Vanishing

I am accustomed to the end of life.

I was born into an older extended family, and attended a church with mostly older members. By 10, I’d been to more funerals than a child probably should have. I am accustomed to the behaviors and theatrics and denial of the living amidst both the dying and the dead. And yet somehow, I was unprepared for the “dead to me”- how it feels when a person ceases to exist in your world while continuing to exist in the world at large.

There is a permanence to death, recognized stages one goes through when you remain among the living. There are storage shelves in your heart and mind for people whose stories have ended, places you hold them as they were, unchanging.

But what do you do when that person continues to live?
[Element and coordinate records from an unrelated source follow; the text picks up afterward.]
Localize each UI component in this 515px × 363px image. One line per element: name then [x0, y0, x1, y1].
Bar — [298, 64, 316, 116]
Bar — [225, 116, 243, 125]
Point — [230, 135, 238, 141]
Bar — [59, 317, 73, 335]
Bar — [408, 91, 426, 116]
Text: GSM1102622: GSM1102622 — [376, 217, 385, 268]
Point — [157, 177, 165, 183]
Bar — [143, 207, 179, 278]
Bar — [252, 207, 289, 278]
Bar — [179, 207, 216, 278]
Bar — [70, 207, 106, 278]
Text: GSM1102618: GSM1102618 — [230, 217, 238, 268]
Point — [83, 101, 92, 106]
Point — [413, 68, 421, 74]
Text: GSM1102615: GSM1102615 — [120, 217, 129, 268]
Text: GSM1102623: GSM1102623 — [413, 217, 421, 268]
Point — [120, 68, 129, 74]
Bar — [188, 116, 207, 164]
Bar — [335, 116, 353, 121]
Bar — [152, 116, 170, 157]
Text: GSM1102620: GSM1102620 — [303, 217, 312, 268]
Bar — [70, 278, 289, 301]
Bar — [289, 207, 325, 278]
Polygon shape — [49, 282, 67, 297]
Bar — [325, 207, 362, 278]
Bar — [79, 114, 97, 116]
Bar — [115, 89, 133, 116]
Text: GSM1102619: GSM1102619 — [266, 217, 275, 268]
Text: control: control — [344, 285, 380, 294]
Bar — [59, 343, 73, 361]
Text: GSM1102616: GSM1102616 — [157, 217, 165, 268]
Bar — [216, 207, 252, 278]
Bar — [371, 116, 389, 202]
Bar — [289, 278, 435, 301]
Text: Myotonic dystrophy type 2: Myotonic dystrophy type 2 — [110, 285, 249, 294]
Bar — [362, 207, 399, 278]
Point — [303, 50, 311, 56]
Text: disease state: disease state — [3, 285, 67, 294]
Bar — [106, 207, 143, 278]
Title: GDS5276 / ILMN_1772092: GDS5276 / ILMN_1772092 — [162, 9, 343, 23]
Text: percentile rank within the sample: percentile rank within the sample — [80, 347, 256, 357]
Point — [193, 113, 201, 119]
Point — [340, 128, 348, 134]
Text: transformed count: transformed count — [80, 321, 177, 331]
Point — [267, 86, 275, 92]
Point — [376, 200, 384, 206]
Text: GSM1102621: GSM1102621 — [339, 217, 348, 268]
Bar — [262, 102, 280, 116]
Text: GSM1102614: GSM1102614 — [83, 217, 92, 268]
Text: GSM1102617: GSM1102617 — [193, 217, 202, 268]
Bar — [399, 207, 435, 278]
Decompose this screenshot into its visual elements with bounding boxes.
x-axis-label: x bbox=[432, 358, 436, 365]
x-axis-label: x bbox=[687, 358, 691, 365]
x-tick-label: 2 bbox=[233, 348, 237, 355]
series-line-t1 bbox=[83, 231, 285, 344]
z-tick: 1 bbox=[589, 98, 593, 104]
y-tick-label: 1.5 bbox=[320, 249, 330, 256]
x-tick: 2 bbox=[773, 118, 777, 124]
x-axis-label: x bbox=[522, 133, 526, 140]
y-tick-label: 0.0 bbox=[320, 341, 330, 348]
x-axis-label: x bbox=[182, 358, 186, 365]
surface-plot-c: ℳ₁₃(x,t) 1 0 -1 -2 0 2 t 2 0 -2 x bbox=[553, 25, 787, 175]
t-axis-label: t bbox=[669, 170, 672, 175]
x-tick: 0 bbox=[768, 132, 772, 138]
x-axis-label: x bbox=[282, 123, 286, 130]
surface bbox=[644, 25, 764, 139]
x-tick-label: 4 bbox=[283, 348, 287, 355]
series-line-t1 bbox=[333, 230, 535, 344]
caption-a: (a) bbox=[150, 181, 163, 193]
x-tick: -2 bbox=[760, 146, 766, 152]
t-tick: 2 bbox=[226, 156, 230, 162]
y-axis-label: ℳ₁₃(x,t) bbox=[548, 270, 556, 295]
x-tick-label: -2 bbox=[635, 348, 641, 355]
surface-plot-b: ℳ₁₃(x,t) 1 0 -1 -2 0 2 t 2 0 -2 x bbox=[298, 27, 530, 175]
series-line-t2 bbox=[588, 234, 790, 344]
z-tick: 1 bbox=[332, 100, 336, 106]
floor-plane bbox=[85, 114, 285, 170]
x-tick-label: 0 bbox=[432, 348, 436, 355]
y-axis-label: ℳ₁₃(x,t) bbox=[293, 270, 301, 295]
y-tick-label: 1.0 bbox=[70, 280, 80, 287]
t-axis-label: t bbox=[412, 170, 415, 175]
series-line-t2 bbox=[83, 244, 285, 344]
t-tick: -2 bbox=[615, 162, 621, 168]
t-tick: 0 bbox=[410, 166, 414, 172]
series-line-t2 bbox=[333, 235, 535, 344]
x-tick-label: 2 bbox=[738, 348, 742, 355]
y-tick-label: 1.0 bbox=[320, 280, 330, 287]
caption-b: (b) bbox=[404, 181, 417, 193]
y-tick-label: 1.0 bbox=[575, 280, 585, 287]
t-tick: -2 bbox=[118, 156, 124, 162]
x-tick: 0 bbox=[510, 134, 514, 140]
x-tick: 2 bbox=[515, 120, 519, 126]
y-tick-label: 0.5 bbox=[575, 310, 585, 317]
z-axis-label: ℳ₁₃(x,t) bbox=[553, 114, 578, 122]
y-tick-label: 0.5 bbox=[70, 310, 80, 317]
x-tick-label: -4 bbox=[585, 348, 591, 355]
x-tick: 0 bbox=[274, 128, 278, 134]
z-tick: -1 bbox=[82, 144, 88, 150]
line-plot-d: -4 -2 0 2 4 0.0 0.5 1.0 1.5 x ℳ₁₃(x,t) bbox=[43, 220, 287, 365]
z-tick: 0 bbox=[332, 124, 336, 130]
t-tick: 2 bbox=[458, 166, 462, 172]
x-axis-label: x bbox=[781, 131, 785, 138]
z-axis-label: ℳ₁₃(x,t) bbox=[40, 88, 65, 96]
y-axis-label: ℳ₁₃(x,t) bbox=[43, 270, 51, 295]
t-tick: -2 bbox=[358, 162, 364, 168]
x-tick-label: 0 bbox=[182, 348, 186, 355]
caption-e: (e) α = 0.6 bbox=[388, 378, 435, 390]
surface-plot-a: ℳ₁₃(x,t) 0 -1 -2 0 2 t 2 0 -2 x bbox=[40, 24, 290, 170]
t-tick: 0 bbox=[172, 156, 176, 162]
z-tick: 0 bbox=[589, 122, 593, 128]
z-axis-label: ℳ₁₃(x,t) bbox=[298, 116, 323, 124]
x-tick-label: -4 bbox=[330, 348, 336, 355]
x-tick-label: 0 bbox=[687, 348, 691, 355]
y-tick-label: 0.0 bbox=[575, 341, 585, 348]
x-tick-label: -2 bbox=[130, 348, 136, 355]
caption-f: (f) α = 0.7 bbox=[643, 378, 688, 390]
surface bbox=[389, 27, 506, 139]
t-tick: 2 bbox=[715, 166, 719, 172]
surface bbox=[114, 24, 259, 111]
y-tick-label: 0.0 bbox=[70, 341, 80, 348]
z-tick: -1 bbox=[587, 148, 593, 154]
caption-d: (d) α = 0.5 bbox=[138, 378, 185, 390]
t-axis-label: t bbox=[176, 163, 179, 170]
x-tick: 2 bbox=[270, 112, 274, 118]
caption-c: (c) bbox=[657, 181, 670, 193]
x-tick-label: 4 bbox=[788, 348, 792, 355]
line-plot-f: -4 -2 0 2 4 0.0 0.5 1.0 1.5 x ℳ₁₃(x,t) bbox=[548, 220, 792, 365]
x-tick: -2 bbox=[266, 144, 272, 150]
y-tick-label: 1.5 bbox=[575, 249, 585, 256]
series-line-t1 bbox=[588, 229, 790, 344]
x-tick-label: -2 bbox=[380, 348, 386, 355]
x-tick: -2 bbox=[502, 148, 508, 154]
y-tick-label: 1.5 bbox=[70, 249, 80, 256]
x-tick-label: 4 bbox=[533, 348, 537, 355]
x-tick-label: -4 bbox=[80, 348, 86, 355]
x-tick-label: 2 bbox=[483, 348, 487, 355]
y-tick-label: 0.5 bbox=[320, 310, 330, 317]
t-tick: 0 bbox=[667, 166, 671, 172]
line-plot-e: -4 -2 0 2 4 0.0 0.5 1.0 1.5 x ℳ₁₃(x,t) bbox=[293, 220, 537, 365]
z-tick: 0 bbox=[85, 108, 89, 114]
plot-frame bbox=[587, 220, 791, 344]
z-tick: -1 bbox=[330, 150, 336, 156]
Where do you store them as they are when they have the audacity to not remain frozen in the exact condition they were when they departed from your life? What stages of grieving do your people tolerate when there was no death? How is it possible to both forget a face and still see it?
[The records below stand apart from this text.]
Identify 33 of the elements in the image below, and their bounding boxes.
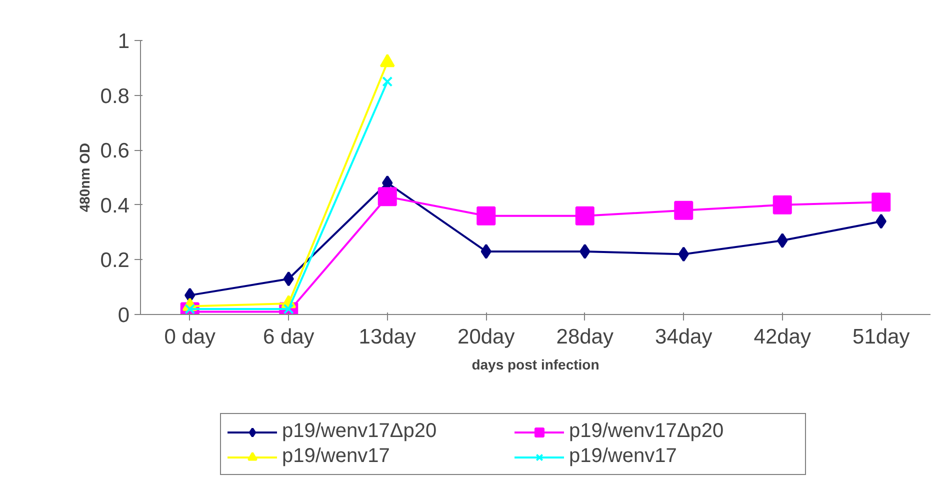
x-tick-label: 51day (852, 326, 910, 348)
point (382, 76, 393, 87)
point (772, 195, 792, 214)
y-tick-label: 1 (118, 30, 130, 53)
point (777, 233, 788, 248)
point (378, 187, 397, 206)
legend-label: p19/wenv17 (282, 445, 391, 468)
y-tick-label: 0.6 (100, 140, 130, 163)
x-tick-label: 0 day (164, 326, 216, 348)
x-tick-label: 42day (754, 326, 812, 348)
point (480, 244, 492, 259)
point (283, 271, 294, 286)
x-tick-label: 20day (458, 326, 516, 348)
legend-label: p19/wenv17Δp20 (569, 420, 725, 443)
point (575, 206, 594, 226)
x-tick-label: 28day (556, 326, 614, 348)
point (876, 214, 886, 229)
x-axis-title: days post infection (472, 356, 600, 372)
x-tick-label: 6 day (262, 326, 315, 348)
point (872, 192, 891, 212)
x-tick-label: 13day (358, 326, 416, 348)
y-tick-label: 0 (118, 304, 130, 327)
legend-label: p19/wenv17Δp20 (282, 420, 438, 443)
x-tick-label: 34day (655, 326, 713, 348)
y-axis-title: 480nm OD (76, 142, 92, 212)
legend-label: p19/wenv17 (569, 445, 678, 468)
y-tick-label: 0.4 (100, 194, 130, 218)
point (674, 200, 694, 220)
point (580, 244, 590, 259)
point (678, 246, 689, 262)
y-tick-label: 0.8 (100, 84, 130, 108)
y-tick-label: 0.2 (100, 249, 130, 272)
point (476, 206, 496, 226)
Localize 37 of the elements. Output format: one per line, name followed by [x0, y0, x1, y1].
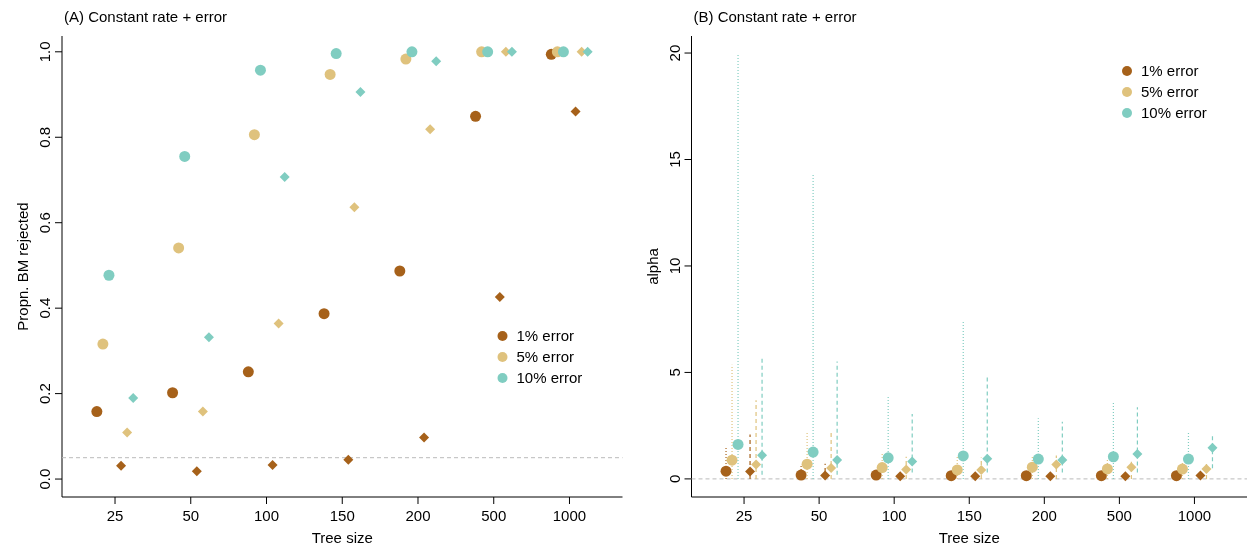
x-tick-label: 500	[1106, 507, 1132, 524]
x-tick-label: 500	[481, 507, 507, 524]
y-tick-label: 20	[665, 44, 683, 62]
x-tick-label: 50	[182, 507, 200, 524]
x-tick-label: 1000	[1177, 507, 1212, 524]
legend-label: 1% error	[1141, 62, 1199, 79]
x-tick-label: 1000	[552, 507, 587, 524]
chart-title: (A) Constant rate + error	[64, 8, 227, 25]
x-tick-label: 25	[106, 507, 124, 524]
y-tick-label: 1.0	[36, 41, 53, 63]
y-axis-title: Propn. BM rejected	[14, 202, 31, 331]
x-tick-label: 25	[735, 507, 753, 524]
y-tick-label: 0	[665, 474, 683, 484]
x-tick-label: 50	[810, 507, 828, 524]
y-tick-label: 0.8	[36, 126, 53, 148]
x-tick-label: 150	[329, 507, 355, 524]
y-tick-label: 0.6	[36, 212, 53, 234]
x-tick-label: 200	[1031, 507, 1057, 524]
legend-label: 10% error	[1141, 104, 1207, 121]
x-axis-title: Tree size	[311, 529, 373, 546]
y-tick-label: 15	[665, 151, 683, 168]
y-tick-label: 0.0	[36, 468, 53, 490]
y-tick-label: 0.2	[36, 383, 53, 405]
y-axis-title: alpha	[643, 247, 661, 285]
x-axis-title: Tree size	[938, 529, 1000, 546]
legend-label: 10% error	[516, 369, 583, 386]
y-tick-label: 0.4	[36, 297, 53, 319]
y-tick-label: 5	[665, 368, 683, 377]
x-tick-label: 150	[956, 507, 982, 524]
legend-label: 5% error	[516, 348, 575, 365]
chart-title: (B) Constant rate + error	[693, 8, 857, 25]
x-tick-label: 100	[253, 507, 280, 524]
x-tick-label: 100	[881, 507, 907, 524]
legend-label: 5% error	[1141, 83, 1199, 100]
legend-label: 1% error	[516, 327, 575, 344]
y-tick-label: 10	[665, 257, 683, 275]
x-tick-label: 200	[405, 507, 431, 524]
When the “as it were” fades and the “as it is” begins to take over, there is an acceptance that comes with the knowledge there is nothing you can do. When the dead to you walk among the living, the denial can be infinite, forever simmering just under the surface waiting for a moment you would have otherwise shared with them.
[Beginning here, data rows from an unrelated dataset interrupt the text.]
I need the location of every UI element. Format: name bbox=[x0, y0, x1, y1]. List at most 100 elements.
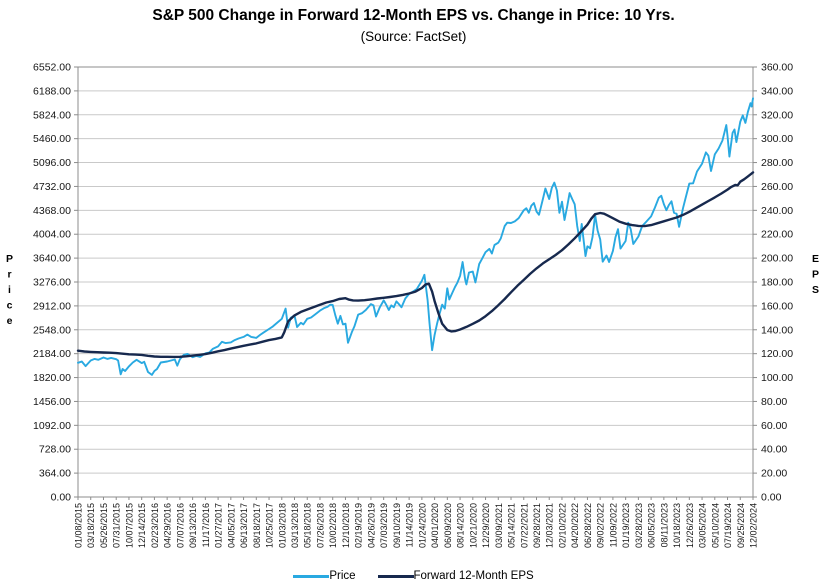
left-axis-tick-label: 728.00 bbox=[39, 444, 71, 456]
x-axis-tick-label: 06/09/2020 bbox=[443, 503, 453, 548]
x-axis-tick-label: 03/09/2021 bbox=[494, 503, 504, 548]
x-axis-tick-label: 10/02/2018 bbox=[328, 503, 338, 548]
x-axis-tick-label: 01/03/2018 bbox=[277, 503, 287, 548]
price-line-icon bbox=[293, 574, 330, 578]
price-series-line bbox=[77, 97, 754, 376]
right-axis-tick-label: 40.00 bbox=[761, 444, 787, 456]
x-axis-tick-label: 11/17/2016 bbox=[201, 503, 211, 547]
left-axis-tick-label: 0.00 bbox=[51, 492, 72, 504]
x-axis-tick-label: 01/24/2020 bbox=[417, 503, 427, 548]
left-axis-tick-label: 1820.00 bbox=[33, 372, 71, 384]
x-axis-tick-label: 07/31/2015 bbox=[112, 503, 122, 548]
eps-line-icon bbox=[377, 574, 414, 578]
left-axis-tick-label: 2184.00 bbox=[33, 348, 71, 360]
x-axis-tick-label: 08/11/2023 bbox=[659, 503, 669, 547]
left-axis-tick-label: 3640.00 bbox=[33, 253, 71, 265]
x-axis-tick-label: 10/07/2015 bbox=[124, 503, 134, 548]
x-axis-tick-label: 01/08/2015 bbox=[74, 503, 84, 548]
left-axis-tick-label: 364.00 bbox=[39, 468, 71, 480]
x-axis-tick-label: 11/14/2019 bbox=[405, 503, 415, 547]
x-axis-tick-label: 05/10/2024 bbox=[710, 503, 720, 548]
x-axis-tick-label: 01/19/2023 bbox=[621, 503, 631, 548]
x-axis-tick-label: 09/02/2022 bbox=[596, 503, 606, 548]
right-axis-tick-label: 80.00 bbox=[761, 396, 787, 408]
right-axis-tick-label: 200.00 bbox=[761, 253, 793, 265]
x-axis-tick-label: 05/18/2018 bbox=[303, 503, 313, 548]
right-axis-tick-label: 20.00 bbox=[761, 468, 787, 480]
x-axis-tick-label: 02/19/2019 bbox=[354, 503, 364, 548]
x-axis-tick-label: 12/03/2021 bbox=[545, 503, 555, 548]
right-axis-tick-label: 140.00 bbox=[761, 324, 793, 336]
x-axis-tick-label: 03/05/2024 bbox=[698, 503, 708, 548]
right-axis-tick-label: 120.00 bbox=[761, 348, 793, 360]
x-axis-tick-label: 07/26/2018 bbox=[315, 503, 325, 548]
left-axis-tick-label: 2548.00 bbox=[33, 324, 71, 336]
right-axis-title: EPS bbox=[809, 253, 822, 300]
right-axis-tick-label: 260.00 bbox=[761, 181, 793, 193]
left-axis-tick-label: 6552.00 bbox=[33, 62, 71, 74]
left-axis-tick-label: 4004.00 bbox=[33, 229, 71, 241]
x-axis-tick-label: 11/09/2022 bbox=[608, 503, 618, 547]
right-axis-tick-label: 280.00 bbox=[761, 157, 793, 169]
x-axis-tick-label: 04/29/2016 bbox=[163, 503, 173, 548]
left-axis-title: Price bbox=[3, 253, 16, 331]
left-axis-tick-label: 4732.00 bbox=[33, 181, 71, 193]
x-axis-tick-label: 06/05/2023 bbox=[647, 503, 657, 548]
x-axis-tick-label: 03/18/2015 bbox=[86, 503, 96, 548]
x-axis-tick-label: 02/10/2022 bbox=[557, 503, 567, 548]
right-axis-tick-label: 220.00 bbox=[761, 229, 793, 241]
chart-title: S&P 500 Change in Forward 12-Month EPS v… bbox=[152, 7, 675, 24]
x-axis-tick-label: 08/14/2020 bbox=[456, 503, 466, 548]
x-axis-tick-label: 03/13/2018 bbox=[290, 503, 300, 548]
x-axis-tick-label: 01/27/2017 bbox=[214, 503, 224, 548]
right-axis-tick-label: 180.00 bbox=[761, 277, 793, 289]
x-axis-tick-label: 12/26/2023 bbox=[685, 503, 695, 548]
x-axis-tick-label: 03/28/2023 bbox=[634, 503, 644, 548]
right-axis-tick-label: 320.00 bbox=[761, 109, 793, 121]
right-axis-tick-label: 340.00 bbox=[761, 85, 793, 97]
legend-item-price: Price bbox=[293, 570, 356, 582]
right-axis-tick-label: 300.00 bbox=[761, 133, 793, 145]
right-axis-tick-label: 160.00 bbox=[761, 300, 793, 312]
left-axis-tick-label: 5096.00 bbox=[33, 157, 71, 169]
left-axis-tick-label: 4368.00 bbox=[33, 205, 71, 217]
right-axis-tick-label: 360.00 bbox=[761, 62, 793, 74]
right-axis-tick-label: 240.00 bbox=[761, 205, 793, 217]
chart-subtitle: (Source: FactSet) bbox=[360, 29, 467, 44]
right-axis-tick-label: 100.00 bbox=[761, 372, 793, 384]
x-axis-tick-label: 07/22/2021 bbox=[519, 503, 529, 548]
x-axis-tick-label: 12/14/2015 bbox=[137, 503, 147, 548]
plot-border bbox=[77, 66, 754, 498]
x-axis-tick-label: 10/25/2017 bbox=[265, 503, 275, 548]
left-axis-tick-label: 2912.00 bbox=[33, 300, 71, 312]
left-axis-tick-label: 6188.00 bbox=[33, 85, 71, 97]
x-axis-tick-label: 07/07/2016 bbox=[175, 503, 185, 548]
x-axis-tick-label: 09/25/2024 bbox=[736, 503, 746, 548]
x-axis-tick-label: 09/28/2021 bbox=[532, 503, 542, 548]
x-axis-tick-label: 09/10/2019 bbox=[392, 503, 402, 548]
x-axis-tick-label: 07/19/2024 bbox=[723, 503, 733, 548]
right-axis-tick-label: 0.00 bbox=[761, 492, 782, 504]
x-axis-tick-label: 08/18/2017 bbox=[252, 503, 262, 548]
left-axis-tick-label: 1456.00 bbox=[33, 396, 71, 408]
chart-legend: Price Forward 12-Month EPS bbox=[0, 570, 827, 582]
x-axis-tick-label: 06/13/2017 bbox=[239, 503, 249, 548]
right-axis-tick-label: 60.00 bbox=[761, 420, 787, 432]
legend-label-eps: Forward 12-Month EPS bbox=[413, 570, 534, 582]
x-axis-tick-label: 04/20/2022 bbox=[570, 503, 580, 548]
x-axis-tick-label: 05/26/2015 bbox=[99, 503, 109, 548]
left-axis-tick-label: 5824.00 bbox=[33, 109, 71, 121]
x-axis-tick-label: 10/21/2020 bbox=[468, 503, 478, 548]
x-axis-tick-label: 07/03/2019 bbox=[379, 503, 389, 548]
x-axis-tick-label: 06/28/2022 bbox=[583, 503, 593, 548]
x-axis-tick-label: 12/02/2024 bbox=[749, 503, 759, 548]
x-axis-tick-label: 12/10/2018 bbox=[341, 503, 351, 548]
left-axis-tick-label: 5460.00 bbox=[33, 133, 71, 145]
x-axis-tick-label: 09/13/2016 bbox=[188, 503, 198, 548]
x-axis-tick-label: 12/29/2020 bbox=[481, 503, 491, 548]
x-axis-tick-label: 04/26/2019 bbox=[366, 503, 376, 548]
legend-item-eps: Forward 12-Month EPS bbox=[377, 570, 534, 582]
left-axis-tick-label: 3276.00 bbox=[33, 277, 71, 289]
I can speak to the dead, where they rest in the stores of my heart. I can marvel at how much room my heart has to grieve and love as the memory of their faces turn to light, their voices into warmth, their complexities into grace.

For the vanished, the only way to hold them as they were is to obsessively ruminate. To pour over every conversation, every missed moment, everything you wish you said. To breathe the air you would clear if you ever had the chance.

There are rituals for the dead. But you’re still alive.

I am accustomed to the end of life.

I still need a manual for the living.